RC: What was your first job and what did you learn from it?
TB: I was a camp counselor. I learnt that I hated kids and spent all the money I earned on beer.
RC: What was your most memorable job?
TB: Working for the mayor of New York. It was both terrifying and stressful but it was an incredible learning experience.
RC: What drew you to Peppercomm?
TB: Honestly, I needed a career change from working for the Government. It was a great time to get into PR because of the economic climate and Peppercomm was offering something different with an entrepreneurial spirit and a clear positive work culture. I took the risk and it payed off.
RC: What’s an activity you do in your spare time?
TB: When I’m not playing parent taxi, Hockey, hockey and hockey. Whether it is being played, watched or attended, my family and I are crazy for it. It is something the whole family is keen on. Other than that, I enjoy fishing and have a huge interest in airplanes.
RC: What are your teams?
TB: The NY Rangers and University of Vermont.

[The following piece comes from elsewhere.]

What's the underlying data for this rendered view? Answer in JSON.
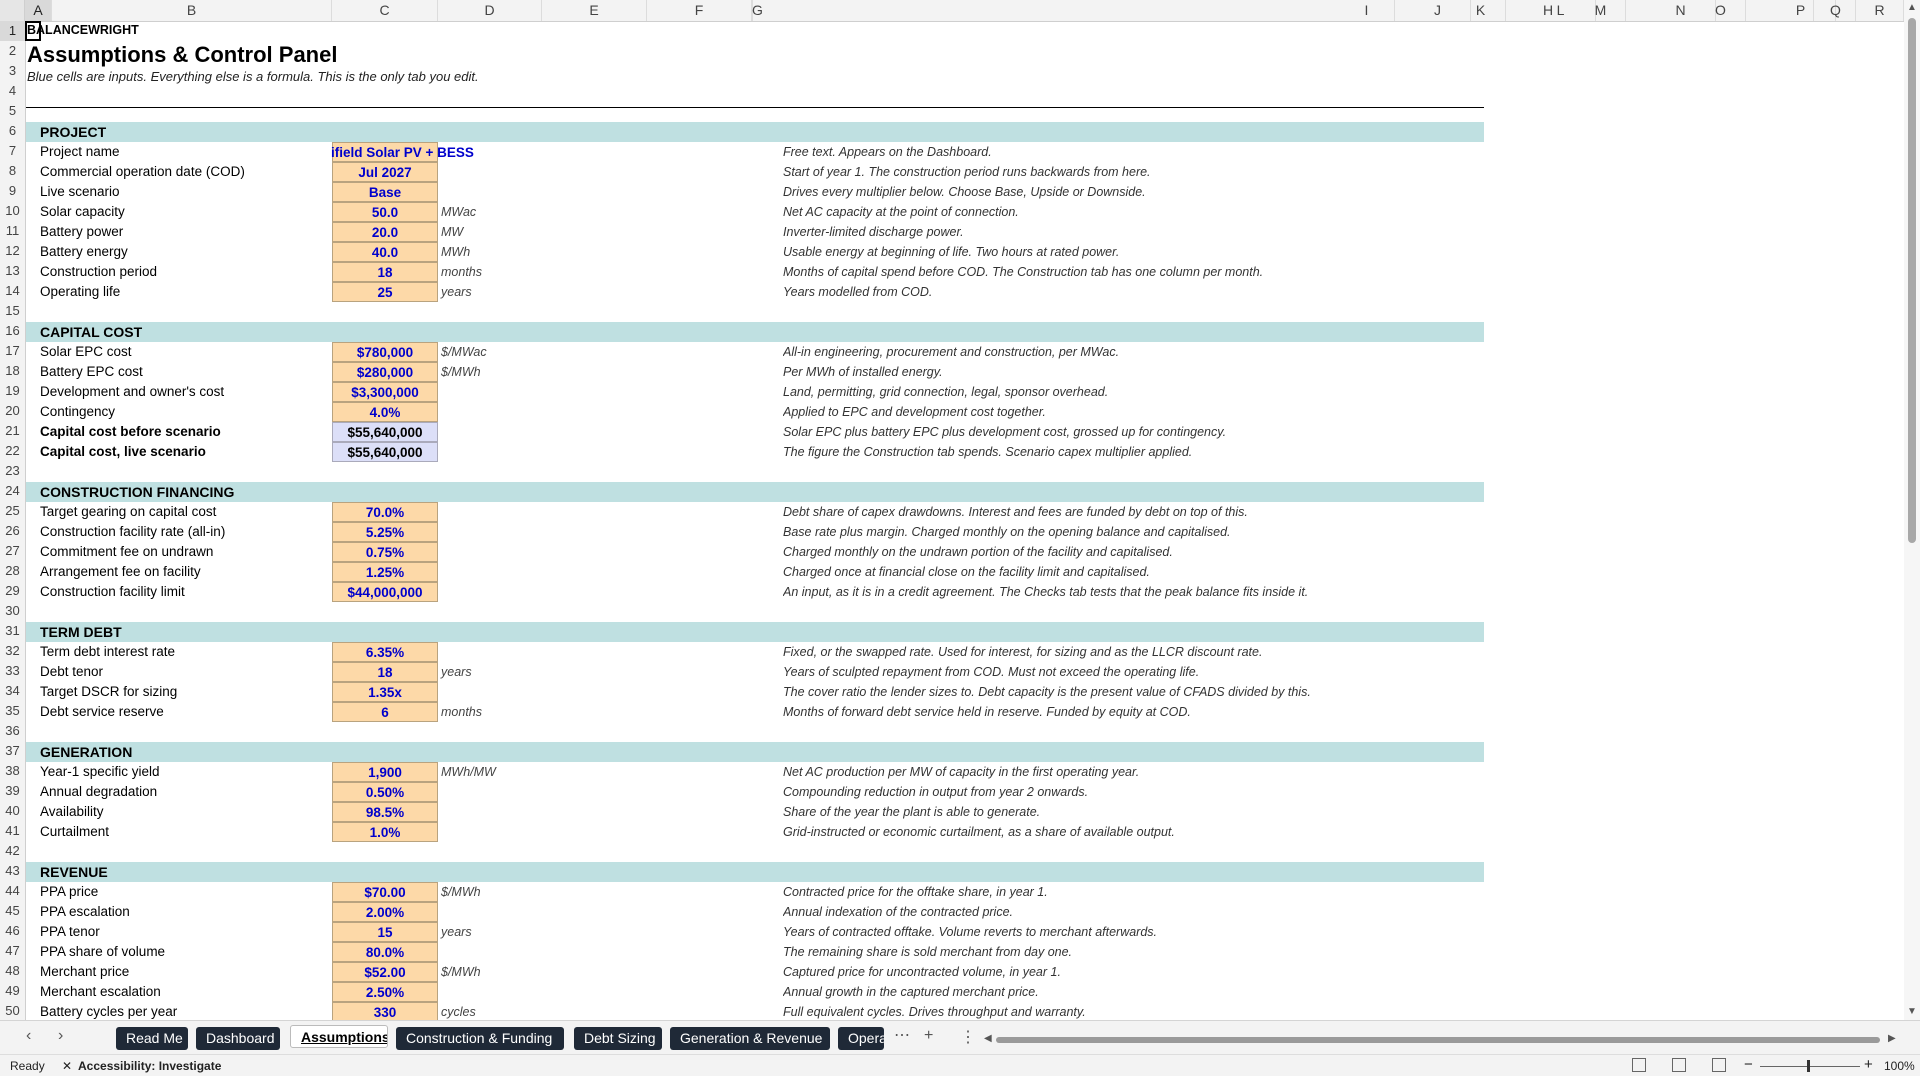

RC: If you could do PR for any client, who would it be?
TB: I would love access to a presidential candidate or a sports team like the New York Rangers.
RC: Do you have a piece of advice you live by?
TB: I have two: Trust building with clients and in your job is crucial, and never stop building your network and learning. These two things go hand in hand. Oh and I am also a big believer in the theory behind karma.
RC: What is Your Definition of Success?
TB: To do a job where you feel like you’re making a difference and knowing that people value your work.